D_no is Primary Key for Department Entity.
• Project Entity : Attributes of Project Entity are P_No, Name and
Location.
P_No is Primary Key for Project Entity.
• Dependent Entity : Attributes of Dependent Entity are D_no,
Gender and relationship.
Relationships are :
• Employees works in Departments –
Many employee works in one Department but one employee can
not work in many departments.
• Manager controls a Department –
employee works under the manager of the Department and the
manager records the date of joining of employee in the department.

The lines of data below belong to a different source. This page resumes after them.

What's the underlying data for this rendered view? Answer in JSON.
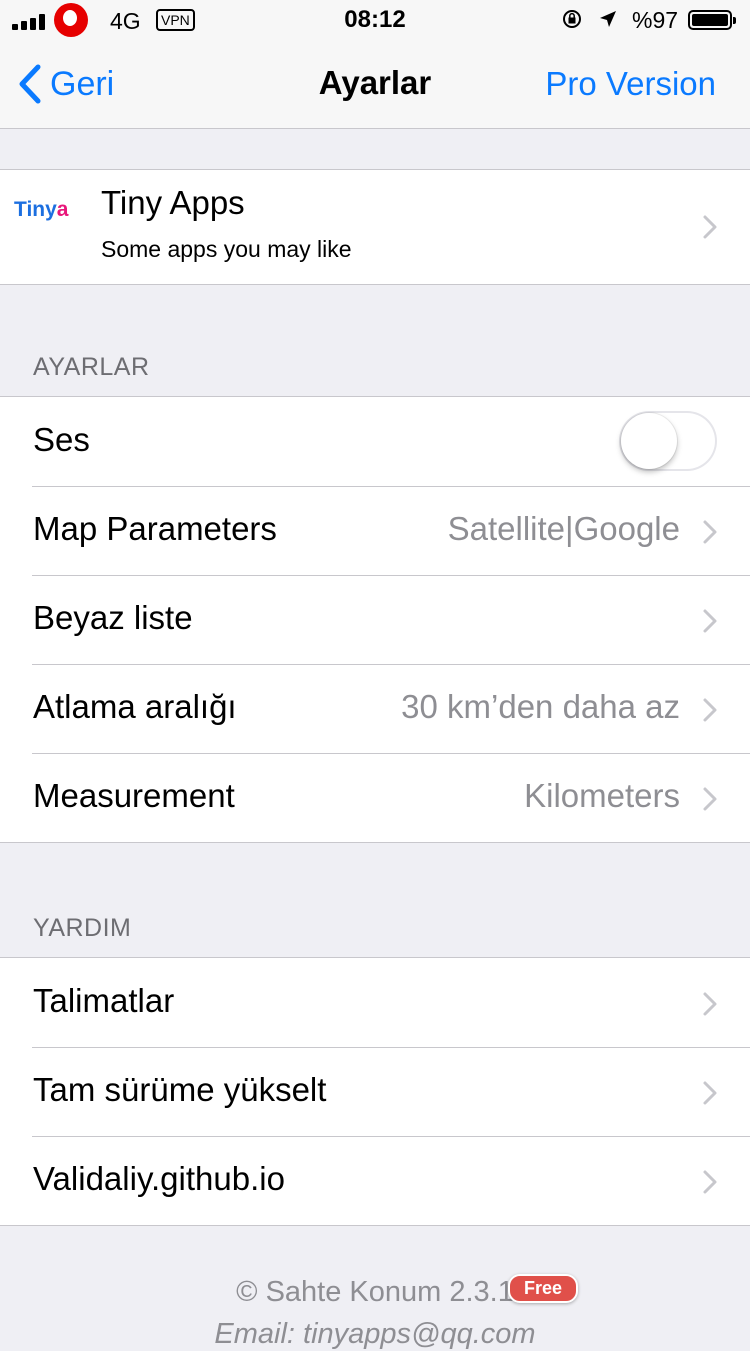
{
  "status_bar": {
    "network": "4G",
    "vpn": "VPN",
    "time": "08:12",
    "battery_percent": "%97",
    "battery_level": 0.97,
    "signal_bars": 4
  },
  "nav": {
    "back_label": "Geri",
    "title": "Ayarlar",
    "right_action": "Pro Version",
    "accent_color": "#0a7aff"
  },
  "promo": {
    "logo_main": "Tiny",
    "logo_accent": "a",
    "title": "Tiny Apps",
    "subtitle": "Some apps you may like"
  },
  "settings_section": {
    "header": "AYARLAR",
    "sound": {
      "label": "Ses",
      "enabled": false
    },
    "rows": [
      {
        "label": "Map Parameters",
        "value": "Satellite|Google"
      },
      {
        "label": "Beyaz liste",
        "value": ""
      },
      {
        "label": "Atlama aralığı",
        "value": "30 km’den daha az"
      },
      {
        "label": "Measurement",
        "value": "Kilometers"
      }
    ]
  },
  "help_section": {
    "header": "YARDIM",
    "rows": [
      {
        "label": "Talimatlar"
      },
      {
        "label": "Tam sürüme yükselt"
      },
      {
        "label": "Validaliy.github.io"
      }
    ]
  },
  "footer": {
    "copyright": "© Sahte Konum 2.3.1",
    "badge": "Free",
    "email": "Email: tinyapps@qq.com"
  }
}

• Department has many Projects –
One department has many projects but one project can not come
under many departments.
• Employee works on project –
One employee works on several projects and the number of hours
worked by the employee on a single project is recorded.
• Employee has dependents –
Each Employee has dependents. Each dependent is dependent of
only one employee.
Enhanced ER Model
Today the complexity of the data is increasing so it becomes more and more
difficult to use the traditional ER model for database modeling. To reduce this
complexity of modeling we have to make improvements or enhancements were
made to the existing ER model to make it able to handle the complex application
in a better way.
Enhanced entity-relationship diagrams are advanced database diagrams very
similar to regular ER diagrams which represent requirements and complexities
of complex databases.
It is a diagrammatic technique for displaying the Sub Class and Super Class;
Specialization and Generalization; Union or Category; Aggregation etc.

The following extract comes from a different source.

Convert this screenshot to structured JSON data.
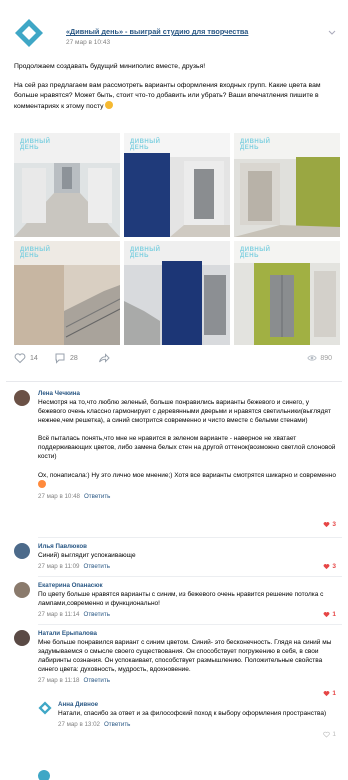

Generalization and Specialization –
These are very common relationships found in real entities. However, this kind of
relationship was added later as an enhanced extension to the classical ER
model. Specialized classes are often called subclass while a generalized class is
called a superclass, probably inspired by object-oriented programming. A sub-
class is best understood by “IS-A analysis”. Following statements hopefully
makes some sense to your mind “Technician IS-A Employee”, “Laptop IS-A
Computer”.
An entity is a specialized type/class of another entity. For example, a Technician
is a special Employee in a university system Faculty is a special class of
Employee. We call this phenomenon generalization/specialization. In the
example here Employee is a generalized entity class while the Technician and
Faculty are specialized classes of Employee.

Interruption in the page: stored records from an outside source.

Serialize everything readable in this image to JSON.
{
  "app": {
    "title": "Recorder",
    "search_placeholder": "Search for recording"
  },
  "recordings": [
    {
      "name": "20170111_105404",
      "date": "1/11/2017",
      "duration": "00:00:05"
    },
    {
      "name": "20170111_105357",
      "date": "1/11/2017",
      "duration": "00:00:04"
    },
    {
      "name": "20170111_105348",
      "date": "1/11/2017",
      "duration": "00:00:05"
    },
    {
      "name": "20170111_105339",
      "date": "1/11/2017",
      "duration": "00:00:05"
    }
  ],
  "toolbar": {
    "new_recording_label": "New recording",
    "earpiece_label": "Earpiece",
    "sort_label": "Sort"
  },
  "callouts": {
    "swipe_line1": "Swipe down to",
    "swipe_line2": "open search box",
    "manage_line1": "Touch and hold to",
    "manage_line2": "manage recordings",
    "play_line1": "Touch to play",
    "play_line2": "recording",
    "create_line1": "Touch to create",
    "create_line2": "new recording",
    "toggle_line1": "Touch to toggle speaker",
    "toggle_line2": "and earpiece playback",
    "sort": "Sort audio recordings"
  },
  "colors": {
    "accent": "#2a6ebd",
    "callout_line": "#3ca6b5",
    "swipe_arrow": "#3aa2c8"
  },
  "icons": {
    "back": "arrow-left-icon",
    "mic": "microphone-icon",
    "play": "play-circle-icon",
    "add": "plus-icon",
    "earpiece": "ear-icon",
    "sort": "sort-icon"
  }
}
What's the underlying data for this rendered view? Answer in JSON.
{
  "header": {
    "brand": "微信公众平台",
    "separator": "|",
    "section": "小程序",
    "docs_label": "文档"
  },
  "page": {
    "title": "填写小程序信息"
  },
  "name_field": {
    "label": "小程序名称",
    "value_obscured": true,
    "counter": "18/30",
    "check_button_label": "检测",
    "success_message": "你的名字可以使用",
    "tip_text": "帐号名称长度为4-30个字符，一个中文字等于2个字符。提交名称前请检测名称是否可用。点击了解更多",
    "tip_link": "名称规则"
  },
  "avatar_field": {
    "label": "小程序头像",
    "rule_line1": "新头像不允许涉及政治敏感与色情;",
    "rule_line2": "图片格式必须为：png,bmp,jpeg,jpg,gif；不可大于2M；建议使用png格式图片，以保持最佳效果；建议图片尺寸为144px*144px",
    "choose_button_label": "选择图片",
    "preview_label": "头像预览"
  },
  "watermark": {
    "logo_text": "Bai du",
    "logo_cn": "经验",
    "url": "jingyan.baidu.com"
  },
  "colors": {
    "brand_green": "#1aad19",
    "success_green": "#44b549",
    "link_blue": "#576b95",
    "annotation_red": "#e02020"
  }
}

You might see some confusion in Sub-class and UNION; consider an example in
above figure Vehicle is super-class of CAR and Truck; this is very much the
correct example of the subclass as well but here use it differently we are saying
RTO Registered vehicle is UNION of Car and Vehicle, they do not inherit any
attribute of Vehicle, attributes of car and truck are altogether independent set,
where is in sub-classing situation car and truck would be inheriting the attribute
of vehicle class.
Specialization –
In specialization, an entity is divided into sub-entities based on their
characteristics. It is a top-down approach where higher level entity is
specialized into two or more lower level entities. For Example, EMPLOYEE
entity in an Employee management system can be specialized into
DEVELOPER, TESTER etc. as shown in Figure 2. In this case, common
attributes like E_NAME, E_SAL etc. become part of higher entity
(EMPLOYEE) and specialized attributes like TES_TYPE become part of
specialized entity (TESTER).
Aggregation –
An ER diagram is not capable of representing relationship between an entity
and a relationship which may be required in some scenarios. In those cases,
a relationship with its corresponding entities is aggregated into a higher level
entity. Aggregation is an abstraction through which we can represent
relationships as higher level entity sets.
For Example, Employee working for a project may require some machinery.
So, REQUIRE relationship is needed between relationship WORKS_FOR
and entity MACHINERY. Using aggregation, WORKS_FOR relationship with
its entities EMPLOYEE and PROJECT is aggregated into single entity and
relationship REQUIRE is created between aggregated entity and
MACHINERY.
Representing aggregation via schema –
To represent aggregation, create a schema containing:
1. primary key of the aggregated relationship
2. primary key of the associated entity set
3. descriptive attribute, if exists.